CSDMS 2011 annual meeting poster Carl Friedrichs
Results of the US IOOS Testbed for Comparison of Hydrodynamic Models of the Chesapeake Bay
Aaron Bever, VIMS , USA.
Marjorie Friedrichs, VIMS , USA.
Malcolm Scully, ODU , USA.
Estuarine Hypoxia Testbed Team , , USA.
Through funding provided by the US Integrated Ocean Observing System, five open source 3-D hydrodynamic models for Chesapeake Bay have been compared to each other and to EPA monitoring data for hindcasts of the years 2004 and 2005. The aim of this project is to provide NOAA, EPA, other government agencies, and the larger modeling community meaningful guidance on the relative accuracy, efficiency, complexity and likely utility for federal operational and scenario modeling of a suite of community models available for simulating hydrodynamics and oxygen dynamics in Chesapeake Bay. The focus of the present paper is on the hydrodynamic comparison of:
- the ChesROMS model (http://ches.communitymodeling.org/models/ChesROMS/index.php)

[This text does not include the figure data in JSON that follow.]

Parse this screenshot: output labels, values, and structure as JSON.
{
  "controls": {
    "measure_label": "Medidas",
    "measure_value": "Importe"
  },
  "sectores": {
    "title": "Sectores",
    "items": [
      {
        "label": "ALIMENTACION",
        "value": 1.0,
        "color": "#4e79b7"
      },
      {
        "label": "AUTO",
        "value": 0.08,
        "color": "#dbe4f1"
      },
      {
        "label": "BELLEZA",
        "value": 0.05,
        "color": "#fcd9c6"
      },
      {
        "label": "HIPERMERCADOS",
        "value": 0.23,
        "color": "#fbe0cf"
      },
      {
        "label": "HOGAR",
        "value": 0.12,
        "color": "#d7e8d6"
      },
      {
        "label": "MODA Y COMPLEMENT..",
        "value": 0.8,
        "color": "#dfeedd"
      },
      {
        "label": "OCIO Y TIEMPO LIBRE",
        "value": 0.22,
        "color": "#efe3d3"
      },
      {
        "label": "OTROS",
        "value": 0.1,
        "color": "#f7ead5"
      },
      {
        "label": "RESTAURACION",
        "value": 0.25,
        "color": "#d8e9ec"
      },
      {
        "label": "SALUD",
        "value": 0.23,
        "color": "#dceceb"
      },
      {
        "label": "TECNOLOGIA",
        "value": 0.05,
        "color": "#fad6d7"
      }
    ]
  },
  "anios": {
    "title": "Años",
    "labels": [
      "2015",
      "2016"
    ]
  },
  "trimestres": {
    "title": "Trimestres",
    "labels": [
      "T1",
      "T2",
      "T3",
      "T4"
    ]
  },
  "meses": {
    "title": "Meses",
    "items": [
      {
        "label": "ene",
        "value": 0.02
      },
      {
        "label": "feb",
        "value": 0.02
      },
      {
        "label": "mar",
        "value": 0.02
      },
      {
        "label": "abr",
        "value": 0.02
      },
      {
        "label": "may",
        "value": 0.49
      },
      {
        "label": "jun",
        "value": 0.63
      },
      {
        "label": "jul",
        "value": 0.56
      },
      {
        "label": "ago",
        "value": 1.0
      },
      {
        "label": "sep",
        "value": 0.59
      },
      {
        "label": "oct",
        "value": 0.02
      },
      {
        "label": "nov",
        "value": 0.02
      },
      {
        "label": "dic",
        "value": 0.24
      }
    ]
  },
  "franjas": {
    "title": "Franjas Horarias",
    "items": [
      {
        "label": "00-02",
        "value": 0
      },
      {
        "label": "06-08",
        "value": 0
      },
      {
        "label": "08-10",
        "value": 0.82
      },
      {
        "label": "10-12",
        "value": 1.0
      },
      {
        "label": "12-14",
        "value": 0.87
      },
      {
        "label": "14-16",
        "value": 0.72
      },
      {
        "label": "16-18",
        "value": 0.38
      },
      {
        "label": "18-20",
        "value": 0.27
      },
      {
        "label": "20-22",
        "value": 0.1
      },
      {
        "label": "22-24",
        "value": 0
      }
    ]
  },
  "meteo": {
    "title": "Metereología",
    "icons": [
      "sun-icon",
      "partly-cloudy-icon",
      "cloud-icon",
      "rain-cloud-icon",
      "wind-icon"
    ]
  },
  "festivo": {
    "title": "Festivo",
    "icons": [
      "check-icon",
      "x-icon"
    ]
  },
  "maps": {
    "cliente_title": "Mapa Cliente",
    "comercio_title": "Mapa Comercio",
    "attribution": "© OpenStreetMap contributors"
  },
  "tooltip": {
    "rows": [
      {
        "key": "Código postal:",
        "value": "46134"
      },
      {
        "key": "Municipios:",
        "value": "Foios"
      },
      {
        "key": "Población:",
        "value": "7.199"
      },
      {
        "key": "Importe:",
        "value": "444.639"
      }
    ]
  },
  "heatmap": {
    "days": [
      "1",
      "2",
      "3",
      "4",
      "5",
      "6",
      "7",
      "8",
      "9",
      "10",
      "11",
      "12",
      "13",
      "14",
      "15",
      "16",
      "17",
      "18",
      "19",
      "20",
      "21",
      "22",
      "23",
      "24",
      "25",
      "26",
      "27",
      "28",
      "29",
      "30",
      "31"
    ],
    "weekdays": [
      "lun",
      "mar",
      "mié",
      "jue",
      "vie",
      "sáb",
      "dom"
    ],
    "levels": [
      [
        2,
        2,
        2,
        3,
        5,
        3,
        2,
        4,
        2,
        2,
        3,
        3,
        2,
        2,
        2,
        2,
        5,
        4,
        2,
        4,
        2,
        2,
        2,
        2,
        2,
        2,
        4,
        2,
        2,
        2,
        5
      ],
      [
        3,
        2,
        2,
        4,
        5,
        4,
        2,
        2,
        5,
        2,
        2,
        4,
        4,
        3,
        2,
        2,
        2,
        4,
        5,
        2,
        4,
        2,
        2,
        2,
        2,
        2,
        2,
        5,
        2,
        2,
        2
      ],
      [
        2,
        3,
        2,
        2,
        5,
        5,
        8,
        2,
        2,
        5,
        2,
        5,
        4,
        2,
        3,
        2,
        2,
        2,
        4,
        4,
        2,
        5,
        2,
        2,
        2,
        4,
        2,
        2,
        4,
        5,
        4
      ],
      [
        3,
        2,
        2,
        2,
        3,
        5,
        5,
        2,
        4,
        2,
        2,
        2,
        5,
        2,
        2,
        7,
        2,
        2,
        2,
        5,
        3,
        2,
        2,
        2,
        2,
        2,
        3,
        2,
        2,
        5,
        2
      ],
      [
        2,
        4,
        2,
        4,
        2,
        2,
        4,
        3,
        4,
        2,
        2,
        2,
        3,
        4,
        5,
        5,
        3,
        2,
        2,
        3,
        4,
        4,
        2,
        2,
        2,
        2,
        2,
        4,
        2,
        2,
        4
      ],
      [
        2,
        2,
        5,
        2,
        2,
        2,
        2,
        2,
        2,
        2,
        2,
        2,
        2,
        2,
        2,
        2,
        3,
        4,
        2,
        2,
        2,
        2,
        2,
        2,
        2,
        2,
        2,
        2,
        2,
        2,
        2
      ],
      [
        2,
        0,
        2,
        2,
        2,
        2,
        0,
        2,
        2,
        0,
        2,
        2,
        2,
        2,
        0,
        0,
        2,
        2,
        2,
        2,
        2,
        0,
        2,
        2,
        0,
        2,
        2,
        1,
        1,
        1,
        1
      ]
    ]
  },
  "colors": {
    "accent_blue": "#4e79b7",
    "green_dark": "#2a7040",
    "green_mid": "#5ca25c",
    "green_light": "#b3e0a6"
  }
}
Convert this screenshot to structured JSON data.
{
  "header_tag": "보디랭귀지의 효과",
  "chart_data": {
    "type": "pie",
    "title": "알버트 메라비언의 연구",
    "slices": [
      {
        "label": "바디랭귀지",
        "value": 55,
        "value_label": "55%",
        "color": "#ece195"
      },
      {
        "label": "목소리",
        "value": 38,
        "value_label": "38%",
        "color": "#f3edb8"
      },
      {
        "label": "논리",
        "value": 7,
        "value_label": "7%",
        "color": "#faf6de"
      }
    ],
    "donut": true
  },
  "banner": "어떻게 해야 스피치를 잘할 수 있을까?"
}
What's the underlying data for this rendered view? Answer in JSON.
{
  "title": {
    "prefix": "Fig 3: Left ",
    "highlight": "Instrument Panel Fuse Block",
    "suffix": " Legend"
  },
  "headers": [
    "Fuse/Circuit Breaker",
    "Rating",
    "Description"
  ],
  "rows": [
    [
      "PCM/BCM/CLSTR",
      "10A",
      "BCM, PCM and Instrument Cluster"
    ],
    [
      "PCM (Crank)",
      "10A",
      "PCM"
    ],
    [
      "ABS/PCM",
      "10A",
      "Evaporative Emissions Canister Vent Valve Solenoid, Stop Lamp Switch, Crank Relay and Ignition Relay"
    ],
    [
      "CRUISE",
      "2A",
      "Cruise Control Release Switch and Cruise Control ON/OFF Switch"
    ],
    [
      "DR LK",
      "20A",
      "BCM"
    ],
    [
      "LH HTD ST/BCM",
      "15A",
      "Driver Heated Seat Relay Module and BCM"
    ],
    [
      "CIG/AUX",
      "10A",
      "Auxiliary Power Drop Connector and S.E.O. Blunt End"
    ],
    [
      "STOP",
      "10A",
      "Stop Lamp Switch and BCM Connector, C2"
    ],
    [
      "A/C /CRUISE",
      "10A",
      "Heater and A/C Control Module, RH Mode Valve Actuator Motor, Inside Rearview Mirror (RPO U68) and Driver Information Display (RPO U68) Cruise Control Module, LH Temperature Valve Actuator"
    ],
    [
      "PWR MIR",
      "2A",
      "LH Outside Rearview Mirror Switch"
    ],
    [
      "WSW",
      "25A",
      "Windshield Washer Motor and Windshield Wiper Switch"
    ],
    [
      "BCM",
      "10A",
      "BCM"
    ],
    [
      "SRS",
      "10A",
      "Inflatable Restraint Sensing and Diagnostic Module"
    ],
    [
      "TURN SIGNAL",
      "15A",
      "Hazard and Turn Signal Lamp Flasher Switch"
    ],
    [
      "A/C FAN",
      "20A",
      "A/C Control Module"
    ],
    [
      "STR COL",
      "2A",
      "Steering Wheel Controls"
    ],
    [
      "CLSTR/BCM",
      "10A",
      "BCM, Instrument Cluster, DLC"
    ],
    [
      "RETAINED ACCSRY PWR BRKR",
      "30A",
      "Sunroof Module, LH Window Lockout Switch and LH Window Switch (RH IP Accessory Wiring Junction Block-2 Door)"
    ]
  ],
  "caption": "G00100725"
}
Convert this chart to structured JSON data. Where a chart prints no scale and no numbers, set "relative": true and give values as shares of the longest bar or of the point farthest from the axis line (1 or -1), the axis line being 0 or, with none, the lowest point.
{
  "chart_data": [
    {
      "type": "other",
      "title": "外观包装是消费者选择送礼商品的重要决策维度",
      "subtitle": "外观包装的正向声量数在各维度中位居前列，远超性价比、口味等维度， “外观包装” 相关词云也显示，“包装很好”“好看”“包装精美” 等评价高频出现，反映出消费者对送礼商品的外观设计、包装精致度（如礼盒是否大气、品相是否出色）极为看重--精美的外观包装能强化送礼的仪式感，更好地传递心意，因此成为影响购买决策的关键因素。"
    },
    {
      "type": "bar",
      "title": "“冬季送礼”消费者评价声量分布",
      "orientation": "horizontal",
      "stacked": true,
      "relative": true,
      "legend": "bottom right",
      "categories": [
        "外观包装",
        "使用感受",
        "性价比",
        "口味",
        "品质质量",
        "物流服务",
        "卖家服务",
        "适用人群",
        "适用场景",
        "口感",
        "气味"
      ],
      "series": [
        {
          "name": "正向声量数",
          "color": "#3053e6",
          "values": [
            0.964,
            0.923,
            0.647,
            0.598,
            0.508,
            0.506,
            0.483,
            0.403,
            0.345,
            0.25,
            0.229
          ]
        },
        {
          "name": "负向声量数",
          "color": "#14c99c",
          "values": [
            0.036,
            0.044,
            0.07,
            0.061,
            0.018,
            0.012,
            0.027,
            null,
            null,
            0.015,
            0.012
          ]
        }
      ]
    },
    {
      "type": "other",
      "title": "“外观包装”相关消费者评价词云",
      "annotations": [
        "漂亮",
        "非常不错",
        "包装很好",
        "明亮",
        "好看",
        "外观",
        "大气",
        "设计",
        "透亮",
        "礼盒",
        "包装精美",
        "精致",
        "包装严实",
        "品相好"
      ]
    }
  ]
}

- the CBOFS2 model (http://cedb.asce.org/cgi/WWWdisplay.cgi?265616)
- the CH3D model (http://www.chesapeakebay.net/publication.aspx?publicationid=55318)
- the EFDC model
- the UMCES ROMS model
These models represent a range of resolutions (from ~5,000 to ~50,000 wetted cells). The models do similarly well in reproducing 3-D, time-dependent temperature fields. Bottom salinity is significantly improved with increases in horizontal resolution that better capture the structure of narrow, deep channels. Seasonal variation in density stratification is surprisingly difficult for all the models to capture well, and density stratification is not found to be especially sensitive to horizontal or vertical resolution within the range of resolutions considered. The hydrodynamics in general are not particularly sensitive to refinements in offshore climatological forcing, nor to refinements in riverine input, nor to refinements in spatial resolution of wind forcing. Lateral and longitudinal advection is sensitive, however, to seasonal changes in wind velocity and direction, suggesting that typical seasonal changes in wind forcing may be more important than seasonal changes in local stratification in controlling transfer of oxygen to deep channels susceptible to hypoxia.